Con me non sarai solo. Una splendida testa di cane in terracotta emerge con i tre mausolei trovati ora a Roma

Gli edifici sepolcrali - scavati durante un intervento di archeologia preventiva, in vista della sostituzione della rete idrica - erano appartenenti a uno stesso complesso funerario, che sorgeva lungo la Via latina antica, databile fra il I secolo avanti e il I secolo dopo Cristo

In via Luigi Tosti, nel quartiere Appio latino, a Roma, le indagini di archeologia preventiva avvenute sotto la guida della Soprintendenza Speciale di Roma in un cantiere di Acea Ato2 spa e della Società Sita srl per la sostituzione della rete idrica, hanno portato alla luce tre edifici sepolcrali appartenenti a uno stesso complesso funerario, che sorgeva lungo la Via latina antica, databile fra il I secolo avanti e il I secolo dopo Cristo. I romani costruivano, infatti, i sepolcri lungo le vie esterne alla città, ai paesi o alle ville isolate. E gli edifici funerari accompagnavano, in un invito alla meditazione, al ricordo o alla celebrazione di una famiglia, i passanti. Così è per i mausolei della Via Latina antica.

«Una scoperta che getta nuova luce su un contesto importantissimo – secondo Daniela Porro, Soprintendente Speciale di Roma -, quella via Latina che da Porta Capena arrivava fino a Capua è il cui tracciato è oggi ancora visibile nei Parchi degli Acquedotti e delle Tombe di via Latina.

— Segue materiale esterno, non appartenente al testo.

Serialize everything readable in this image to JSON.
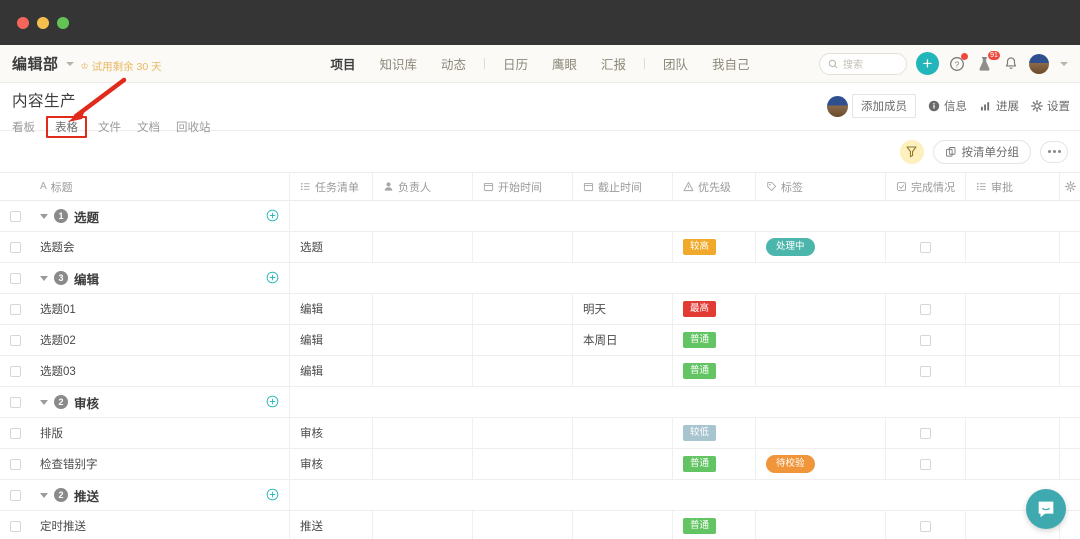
{
  "window": {
    "traffic_lights": [
      "close",
      "minimize",
      "zoom"
    ]
  },
  "global_nav": {
    "org_name": "编辑部",
    "trial_text": "试用剩余 30 天",
    "menu": [
      {
        "label": "项目",
        "active": true
      },
      {
        "label": "知识库",
        "active": false
      },
      {
        "label": "动态",
        "active": false
      },
      {
        "label": "日历",
        "active": false
      },
      {
        "label": "鹰眼",
        "active": false
      },
      {
        "label": "汇报",
        "active": false
      },
      {
        "label": "团队",
        "active": false
      },
      {
        "label": "我自己",
        "active": false
      }
    ],
    "search_placeholder": "搜索",
    "add_label": "+",
    "help_badge": "",
    "lab_badge": "91"
  },
  "project_header": {
    "title": "内容生产",
    "tabs": [
      {
        "label": "看板",
        "active": false,
        "highlighted": false
      },
      {
        "label": "表格",
        "active": true,
        "highlighted": true
      },
      {
        "label": "文件",
        "active": false,
        "highlighted": false
      },
      {
        "label": "文档",
        "active": false,
        "highlighted": false
      },
      {
        "label": "回收站",
        "active": false,
        "highlighted": false
      }
    ],
    "add_member_label": "添加成员",
    "actions": [
      {
        "label": "信息",
        "icon": "info-icon"
      },
      {
        "label": "进展",
        "icon": "chart-icon"
      },
      {
        "label": "设置",
        "icon": "gear-icon"
      }
    ]
  },
  "toolbar": {
    "filter_icon": "filter-icon",
    "group_label": "按清单分组",
    "more_label": "···"
  },
  "table": {
    "columns": [
      {
        "key": "check",
        "label": "",
        "icon": ""
      },
      {
        "key": "title",
        "label": "标题",
        "icon": "A"
      },
      {
        "key": "list",
        "label": "任务清单",
        "icon": "list-icon"
      },
      {
        "key": "owner",
        "label": "负责人",
        "icon": "person-icon"
      },
      {
        "key": "start",
        "label": "开始时间",
        "icon": "calendar-icon"
      },
      {
        "key": "due",
        "label": "截止时间",
        "icon": "calendar-icon"
      },
      {
        "key": "prio",
        "label": "优先级",
        "icon": "warning-icon"
      },
      {
        "key": "tag",
        "label": "标签",
        "icon": "tag-icon"
      },
      {
        "key": "done",
        "label": "完成情况",
        "icon": "checkbox-icon"
      },
      {
        "key": "appr",
        "label": "审批",
        "icon": "list-icon"
      },
      {
        "key": "gear",
        "label": "",
        "icon": "gear-icon"
      }
    ],
    "rows": [
      {
        "type": "group",
        "count": "1",
        "name": "选题"
      },
      {
        "type": "task",
        "title": "选题会",
        "list": "选题",
        "owner": "",
        "start": "",
        "due": "",
        "prio": {
          "text": "较高",
          "color": "#f0a92a"
        },
        "tag": {
          "text": "处理中",
          "color": "#4db6ac"
        }
      },
      {
        "type": "group",
        "count": "3",
        "name": "编辑"
      },
      {
        "type": "task",
        "title": "选题01",
        "list": "编辑",
        "owner": "",
        "start": "",
        "due": "明天",
        "prio": {
          "text": "最高",
          "color": "#e23b34"
        },
        "tag": null
      },
      {
        "type": "task",
        "title": "选题02",
        "list": "编辑",
        "owner": "",
        "start": "",
        "due": "本周日",
        "prio": {
          "text": "普通",
          "color": "#62c462"
        },
        "tag": null
      },
      {
        "type": "task",
        "title": "选题03",
        "list": "编辑",
        "owner": "",
        "start": "",
        "due": "",
        "prio": {
          "text": "普通",
          "color": "#62c462"
        },
        "tag": null
      },
      {
        "type": "group",
        "count": "2",
        "name": "审核"
      },
      {
        "type": "task",
        "title": "排版",
        "list": "审核",
        "owner": "",
        "start": "",
        "due": "",
        "prio": {
          "text": "较低",
          "color": "#a8c4cf"
        },
        "tag": null
      },
      {
        "type": "task",
        "title": "检查错别字",
        "list": "审核",
        "owner": "",
        "start": "",
        "due": "",
        "prio": {
          "text": "普通",
          "color": "#62c462"
        },
        "tag": {
          "text": "待校验",
          "color": "#f0953a"
        }
      },
      {
        "type": "group",
        "count": "2",
        "name": "推送"
      },
      {
        "type": "task",
        "title": "定时推送",
        "list": "推送",
        "owner": "",
        "start": "",
        "due": "",
        "prio": {
          "text": "普通",
          "color": "#62c462"
        },
        "tag": null
      }
    ]
  },
  "annotation": {
    "arrow_color": "#e02a1c",
    "box_color": "#e02a1c"
  },
  "chat": {
    "icon": "chat-bubble-icon",
    "color": "#3fa9b0"
  },
  "colors": {
    "accent": "#22b5ba",
    "trial": "#e8b862",
    "annotation": "#e02a1c"
  }
}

Ancora una volta Roma mostra importanti tracce del passato in tutto il suo tessuto urbano».
Parzialmente compromesse da precedenti realizzazioni di sottoservizi, le tre strutture rinvenute mostrano un possente basamento in opera cementizia e si caratterizzano per le pareti che in una sono in blocchi di tufo giallo, nella seconda in opera reticolata, mentre della terza resta un basamento. Uno degli edifici presenta marcati segni di combustione, riconducibili verosimilmente all’incendio che ne ha determinato l’abbandono.
I ritrovamenti avvenuti a una profondità di circa mezzo metro rispetto all’attuale piano stradale, hanno portato alla luce una olla cineraria in ceramica comune (ancora perfettamente integra e contenente anche i resti ossei) e una sepoltura a inumazione in nuda terra di un giovane. Il complesso appare costruito sfruttando il fronte di una cava di pozzolana abbandonata, come indicherebbero le caratteristiche irregolarità dei tagli sul banco di tufo su cui sorge. Dagli strati della cava precedenti le strutture funerarie provengono copiose quantità di intonaci colorati e un’interessante testa canina in terracotta. Un tipo di manufatto la cui funzione originale era dì gocciolatoio collocato sugli spioventi dei tetti: l’esemplare rinvenuto invece, privo del foro di scolo aveva perso il suo scopo pratico, ed era puramente decorativo.”

Gocciolatoio a forma di cane in terracotta da Aquileia del I secolo a.C.: Sala romana del Museo d’Antichità Winckelmann di Trieste
Il cane di terracotta trovato in queste ore a Roma, nella foto di Fabio Caricchia /Soprintendenza speciale di Roma

La testa di cane non richiama alcun cerbero infernale, ma è un solare e gioviale animale da compagnia. L’immagine di un animale amico, forse con funzioni offertoriali. Non sfugge infatti la presenza, sotto il collare, di un elemento figurativo che rinvia a un piatto o una patera. La patera (in greco phiale) è una coppa simile a un piccolo e basso bacile che veniva utilizzata per offrire bevande durante i sacrifici rituali o che conteneva vino o latte, da cospargere sulla testa delle vittime o sull’ara prima del sacrificio.

La presenza del cane, al di là di possibili intrecci cultuali legati ai miti o alle costellazioni, è testimonianza del rapporto empatico, affettuoso e di mutuo soccorso tra l’uomo e il suo piccolo amico. Un legame che si rivela eterno.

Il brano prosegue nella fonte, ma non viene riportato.